The Twelve Lives of Alfred Hitchcock: An Anatomy of the Master of Suspense
by Edward White
W. W. Norton & Company
Pub Date: April 13, 2021 
ISBN: 9781324002390
hardcover $28.95 (USD)

from the publisher

A fresh, innovative biography of the twentieth century’s most iconic filmmaker.

In The Twelve Lives of Alfred Hitchcock, Edward White explores the Hitchcock phenomenon—what defines it, how it was invented, what it reveals about the man at its core, and how its legacy continues to shape our cultural world.

The book’s twelve chapters illuminate different aspects of Hitchcock’s life and work: “The Boy Who Couldn’t Grow Up”; “The Murderer”; “The Auteur”; “The Womanizer”; “The Fat Man”; “The Dandy”; “The Family Man”; “The Voyeur”; “The Entertainer”; “The Pioneer”; “The Londoner”; “The Man of God.” 

Each of these angles reveals something fundamental about the man he was and the mythological creature he has become, presenting not just the life Hitchcock lived but also the various versions of himself that he projected, and those projected on his behalf.

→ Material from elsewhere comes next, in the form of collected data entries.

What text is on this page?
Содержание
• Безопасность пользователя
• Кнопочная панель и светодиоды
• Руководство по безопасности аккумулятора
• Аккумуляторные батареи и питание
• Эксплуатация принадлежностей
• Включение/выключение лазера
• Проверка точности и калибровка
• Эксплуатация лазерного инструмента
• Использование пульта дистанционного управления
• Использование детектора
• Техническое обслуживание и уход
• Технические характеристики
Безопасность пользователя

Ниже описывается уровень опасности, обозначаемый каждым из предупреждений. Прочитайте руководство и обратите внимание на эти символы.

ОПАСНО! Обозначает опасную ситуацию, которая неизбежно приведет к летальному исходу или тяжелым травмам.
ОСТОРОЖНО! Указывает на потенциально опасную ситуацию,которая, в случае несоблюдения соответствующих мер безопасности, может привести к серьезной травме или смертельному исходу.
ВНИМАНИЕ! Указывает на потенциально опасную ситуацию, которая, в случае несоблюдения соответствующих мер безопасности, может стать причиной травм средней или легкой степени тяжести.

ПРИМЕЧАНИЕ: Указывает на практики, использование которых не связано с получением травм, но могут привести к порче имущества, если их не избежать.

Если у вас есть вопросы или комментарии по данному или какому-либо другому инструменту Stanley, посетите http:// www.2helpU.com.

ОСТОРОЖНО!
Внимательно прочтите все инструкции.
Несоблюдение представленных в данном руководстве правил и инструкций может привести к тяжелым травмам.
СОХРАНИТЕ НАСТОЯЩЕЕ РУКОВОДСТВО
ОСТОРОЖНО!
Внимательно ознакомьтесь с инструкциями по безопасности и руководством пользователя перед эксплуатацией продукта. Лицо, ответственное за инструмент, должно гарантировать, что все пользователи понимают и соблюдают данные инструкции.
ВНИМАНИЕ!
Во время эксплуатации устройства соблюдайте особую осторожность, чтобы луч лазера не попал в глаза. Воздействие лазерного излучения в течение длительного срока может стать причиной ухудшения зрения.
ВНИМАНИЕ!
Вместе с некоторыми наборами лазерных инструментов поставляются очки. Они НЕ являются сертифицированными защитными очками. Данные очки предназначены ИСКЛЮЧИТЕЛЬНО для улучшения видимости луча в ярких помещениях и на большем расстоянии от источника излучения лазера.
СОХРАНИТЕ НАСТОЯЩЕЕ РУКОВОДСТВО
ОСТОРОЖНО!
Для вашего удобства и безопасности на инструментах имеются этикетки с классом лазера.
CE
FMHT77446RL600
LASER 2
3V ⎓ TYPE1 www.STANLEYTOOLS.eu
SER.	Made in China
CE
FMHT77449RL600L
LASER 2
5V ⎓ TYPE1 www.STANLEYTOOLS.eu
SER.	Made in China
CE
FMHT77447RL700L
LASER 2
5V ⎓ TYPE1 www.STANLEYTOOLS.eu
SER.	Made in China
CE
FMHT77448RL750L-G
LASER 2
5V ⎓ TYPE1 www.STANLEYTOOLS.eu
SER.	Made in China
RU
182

From Hitchcock’s early work in England to his most celebrated films, White astutely analyzes Hitchcock’s oeuvre and provides new interpretations. He also delves into Hitchcock’s ideas about gender; his complicated relationships with “his women”—not only Grace Kelly and Tippi Hedren but also his female audiences—as well as leading men such as Cary Grant, and writes movingly of Hitchcock’s devotion to his wife and lifelong companion, Alma, who made vital contributions to numerous classic Hitchcock films, and burnished his mythology. And White is trenchant in his assessment of the Hitchcock persona, so carefully created that Hitchcock became not only a figurehead for his own industry but nothing less than a cultural icon.

Ultimately, White’s portrayal illuminates a vital truth: Hitchcock was more than a Hollywood titan; he was the definitive modern artist, and his significance reaches far beyond the confines of cinema.